Quizás si tuviera que reflexionar sobre otro aspecto de la campaña del No, elegiría la actitud del presidente. Antes y después del resultado. No solo el sobrepeso (¿pesos?) de publicidad, sino abusos de poder. El chiste de Heber en un elegante barrio, recibido con pirotecnia. Se río y dijo: “Cuidado que creí que eran tiros, como en algunos barrios”. Pero lo más grave fue el uso abusivo de los medios de difusión.
Al Sí le dieron 7 minutos de cadena de radio y TV. El gobierno cerraba la campaña con un mensaje del presidente a la hora de los noticieros, transmitido por todos los medios. Él, sin límite de tiempo, se quedaba con la última palabra. Incluso suspendieron el debate de Gandini con Pacha Sánchez previsto para el día después.

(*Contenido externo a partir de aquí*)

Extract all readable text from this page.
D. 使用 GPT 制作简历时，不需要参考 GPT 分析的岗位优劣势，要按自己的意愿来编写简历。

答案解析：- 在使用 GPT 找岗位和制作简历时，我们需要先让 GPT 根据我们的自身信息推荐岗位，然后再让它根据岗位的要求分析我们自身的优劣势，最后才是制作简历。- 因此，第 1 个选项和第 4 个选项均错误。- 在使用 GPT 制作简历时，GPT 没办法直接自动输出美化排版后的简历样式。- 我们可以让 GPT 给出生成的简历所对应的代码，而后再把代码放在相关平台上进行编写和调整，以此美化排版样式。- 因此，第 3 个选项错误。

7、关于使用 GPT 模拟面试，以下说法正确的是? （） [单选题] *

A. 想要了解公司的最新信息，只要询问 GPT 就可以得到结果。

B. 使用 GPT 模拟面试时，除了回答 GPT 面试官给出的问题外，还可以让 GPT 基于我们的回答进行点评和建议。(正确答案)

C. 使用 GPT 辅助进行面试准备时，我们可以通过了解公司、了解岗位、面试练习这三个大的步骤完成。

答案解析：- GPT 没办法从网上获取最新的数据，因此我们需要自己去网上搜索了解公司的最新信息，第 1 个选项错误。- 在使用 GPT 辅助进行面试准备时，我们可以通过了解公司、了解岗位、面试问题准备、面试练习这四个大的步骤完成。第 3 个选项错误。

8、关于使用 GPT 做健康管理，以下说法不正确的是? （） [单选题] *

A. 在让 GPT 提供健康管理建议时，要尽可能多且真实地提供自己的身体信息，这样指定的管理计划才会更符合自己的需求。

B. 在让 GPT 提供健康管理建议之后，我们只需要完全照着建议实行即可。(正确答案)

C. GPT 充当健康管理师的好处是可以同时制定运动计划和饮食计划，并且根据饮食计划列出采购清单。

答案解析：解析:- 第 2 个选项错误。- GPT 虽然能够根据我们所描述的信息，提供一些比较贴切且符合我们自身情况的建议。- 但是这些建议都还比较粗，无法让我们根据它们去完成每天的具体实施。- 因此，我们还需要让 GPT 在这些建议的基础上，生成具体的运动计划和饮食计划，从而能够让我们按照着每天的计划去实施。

La “falsa” cadena de antes y después del referéndum tuvo algo muy fuerte en común: la soberbia. Sonaba como un monarca, no un presidente. Hace pocos días, un politólogo me dijo: “Los actos de cercanía de Lacalle son distantes, casi monárquicos”. Selfies con ojotas, que trasmiten la misma imagen de días atrás de Felipe VI saludando los deudos de un naufragio en España. Faltó en ambos casos algo muy importante: humildad. Sencillez, no de marketing, sino republicana.

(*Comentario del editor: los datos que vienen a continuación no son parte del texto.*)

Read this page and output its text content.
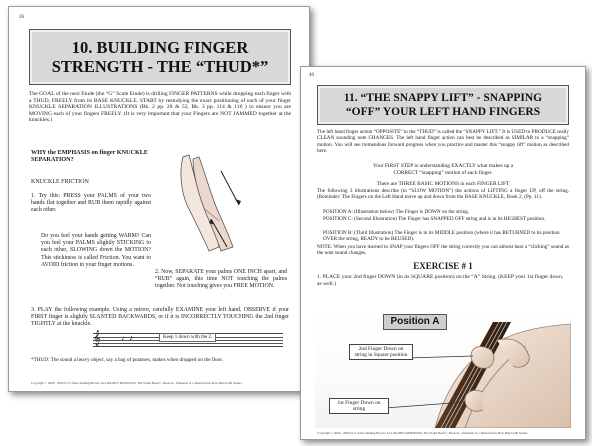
36
10. BUILDING FINGER
STRENGTH - THE “THUD*”
The GOAL of the next Etude (the “G” Scale Etude) is drilling FINGER PATTERNS while dropping each finger with a THUD, FREELY from its BASE KNUCKLE. START by restudying the exact positioning of each of your finger KNUCKLE SEPARATION ILLUSTRATIONS (Bk. 2 pp. 28 & 52, Bk. 3 pp. 114 & 116 ) to ensure you are MOVING each of your fingers FREELY. (It is very important that your Fingers are NOT JAMMED together at the knuckles.)
WHY the EMPHASIS on finger KNUCKLE SEPARATION?
KNUCKLE FRICTION
1. Try this: PRESS your PALMS of your two hands flat together and RUB them rapidly against each other.
Do you feel your hands getting WARM? Can you feel your PALMS slightly STICKING to each other, SLOWING down the MOTION? This stickiness is called Friction. You want to AVOID friction in your finger motions.
2. Now, SEPARATE your palms ONE INCH apart, and “RUB” again, this time NOT touching the palms together. Not touching gives you FREE MOTION.
3. PLAY the following example. Using a mirror, carefully EXAMINE your left hand. OBSERVE if your FIRST finger is slightly SLANTED BACKWARDS, or if it is INCORRECTLY TOUCHING the 2nd finger TIGHTLY at the knuckle.
𝄞	♩♪	Keep 1 down with the 2.
*THUD: The sound a heavy object, say a bag of potatoes, makes when dropped on the floor.
Copyright © 2009 - 2006 by S. Eden-Tanning Brown. ALL RIGHTS RESERVED. The Violin Book®, Book 4a - Elements of a Tension-Free Bow Hand with Sonata
40
11. “THE SNAPPY LIFT” - SNAPPING
“OFF” YOUR LEFT HAND FINGERS
The left hand finger action “OPPOSITE” to the “THUD” is called the “SNAPPY LIFT.” It is USED to PRODUCE really CLEAN sounding note CHANGES. The left hand finger action can best be described as SIMILAR to a “snapping” motion. You will see tremendous forward progress when you practice and master this “snappy lift” motion as described here.
Your FIRST STEP is understanding EXACTLY what makes up a
CORRECT “snapping” motion of each finger.
There are THREE BASIC MOTIONS in each FINGER LIFT
The following 3 illustrations describe (in “SLOW MOTION”) the actions of LIFTING a finger UP, off the string. (Reminder: The Fingers on the Left Hand move up and down from the BASE KNUCKLE, Book 2, (Pp. 11).
POSITION A: (Illustration below) The Finger is DOWN on the string.
POSITION C: (Second Illustration) The Finger has SNAPPED OFF string and is in its HIGHEST position.
POSITION B: (Third Illustration) The Finger is in its MIDDLE position (where it has RETURNED to its position OVER the string, READY to be REUSED).
NOTE: When you have learned to SNAP your fingers OFF the string correctly you can almost hear a “clicking” sound as the note sound changes.
EXERCISE # 1
1. PLACE your 2nd finger DOWN (in its SQUARE position) on the “A” String. (KEEP your 1st finger down, as well.)
Position A
2nd Finger Down on string in Square position
1st Finger Down on string
Copyright © 2009 - 2006 by S. Eden-Tanning Brown. ALL RIGHTS RESERVED. The Violin Book®, Book 4a - Elements of a Tension-Free Bow Hand with Sonata
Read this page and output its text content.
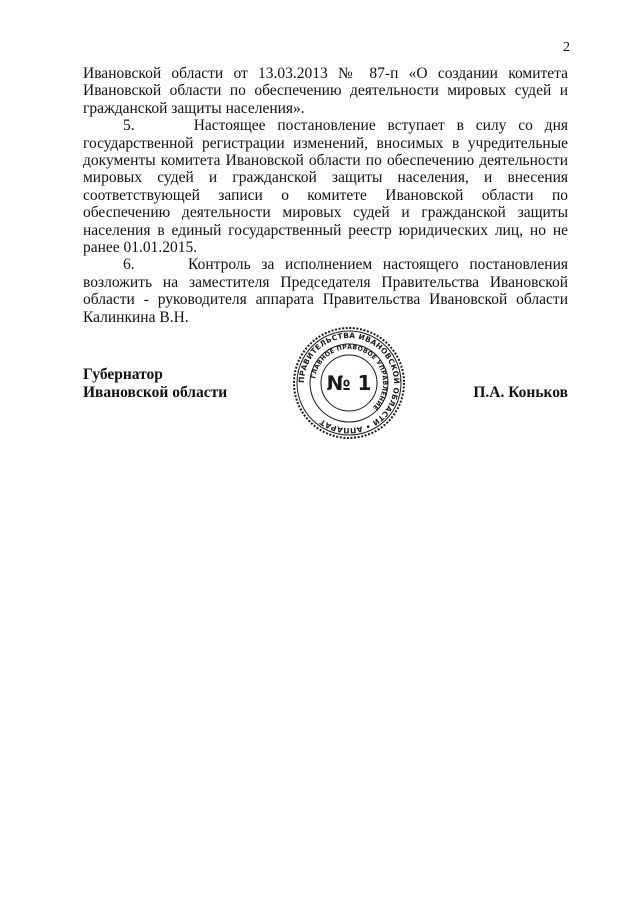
2

Ивановской области от 13.03.2013 № 87-п «О создании комитета Ивановской области по обеспечению деятельности мировых судей и гражданской защиты населения».

5.     Настоящее постановление вступает в силу со дня государственной регистрации изменений, вносимых в учредительные документы комитета Ивановской области по обеспечению деятельности мировых судей и гражданской защиты населения, и внесения соответствующей записи о комитете Ивановской области по обеспечению деятельности мировых судей и гражданской защиты населения в единый государственный реестр юридических лиц, но не ранее 01.01.2015.

6.     Контроль за исполнением настоящего постановления возложить на заместителя Председателя Правительства Ивановской области - руководителя аппарата Правительства Ивановской области Калинкина В.Н.

Губернатор
Ивановской области	П.А. Коньков
ПРАВИТЕЛЬСТВА ИВАНОВСКОЙ ОБЛАСТИ • АППАРАТ
ГЛАВНОЕ ПРАВОВОЕ УПРАВЛЕНИЕ
№ 1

En el largo mensaje previo a la elección llegó a decir “El Estado quiere ahorrar para cuando necesite tener, como lo hacen quienes me están oyendo”. Yo conozco un solo indeciso convencido por esa frase. “Si no llego al 20 de cada mes, cómo voy a ahorrar”, me dijo. Se decidió y voto Sí.
En lo posterior al voto popular, la soberbia fue alarmante. Parecía que había ganado por paliza y no por 20.000 votos (menos que los que le hicieron presidente). Ahora, más allá del margen escueto, su investidura lo obligaba a otra cosa: llamar a la unidad nacional. Curiosamente lo hizo Fernando Pereira, presidente de la fuerza opositora; el presidente de la República no.
Wilson, en célebre entrevista con Omar Defeo en Canal 10, en setiembre del 86, habla de esto. Le preguntan por qué tanta atención al Pit-Cnt cuando era “una minoría”. Contestó: “La democracia no es el mero gobierno de las mayorías. Ser mayoría es condición necesaria pero no suficiente, además debe gobernarse, con respeto y en consulta a las minorías”.
El margen de diferencia entre ambas opciones fue inferior al de la elección nacional. Nos sorprendimos a nosotros mismos con haber llegado a las firmas. Y cuando se votó, más allá de la oculta esperanza de ser más, queríamos un resultado que nos mostrara en pie de lucha. Ese fue uno más de los tantos triunfos del 27 que celebramos al aire libre, con sabor a pueblo.